Hattie stopped at the drinking fountain and let the cool water flow across her forehead. She wiped her face on her sleeve and then knocked lightly on the Pastor’s door.

“Come in,” he called,

She pushed open the door. Pastor Greg sat on a little couch. Damien was perched on the edge of the Pastor’s scarred desk.

“Damien tells me the two of you have met?” the Pastor asked, beckoning Hattie towards a vacant chair.

She flicked her gaze at Damien where those startling gray eyes followed her with interest.

“Yes,” she agreed, focusing on the Pastor’s face.

“Damien is a doctorate student in psychiatry at a Christian University.
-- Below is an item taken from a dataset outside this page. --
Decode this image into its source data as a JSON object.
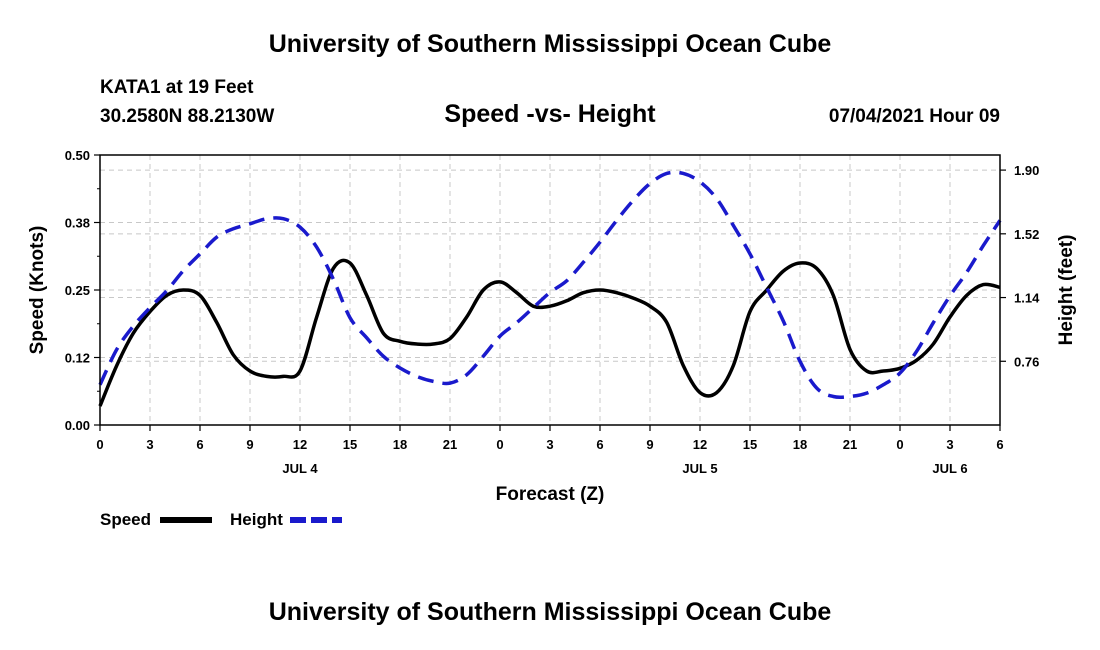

He needs help with his thesis and I believe you might be the ideal young person to assist him,” the pastor told her, beaming.

“Psychiatry?” Hattie mumbled, at a loss for what the word meant let alone how she could help him. “Insane people?”

Damien smiled, but Pastor Greg nodded.

“We at the church tend to believe such individuals have merely lost the path. Though I do support what you do, Mr. Ross, or is it Dr. Ross?” Greg asked.

“Damien, please. I’m not quite ready for formal titles just yet. I still have a year of rotations left in addition to my thesis.”

Hattie looked at the floor, allowing her eye to follow the dark carpeting to the base of the wall where tiny hairline cracks ran into the plaster. A million different pathways for a wayward ant.

“What do you think, Hattie?” the pastor’s voice broke through her thoughts and she snapped up, looking at him.

“About what?”

Damien stood and grabbed a battered-looking leather briefcase. He pulled out a sheaf of papers.

“I’m studying existential psychology in the homeless population,” Damien told her, crossing the room and settling into the chair next to hers.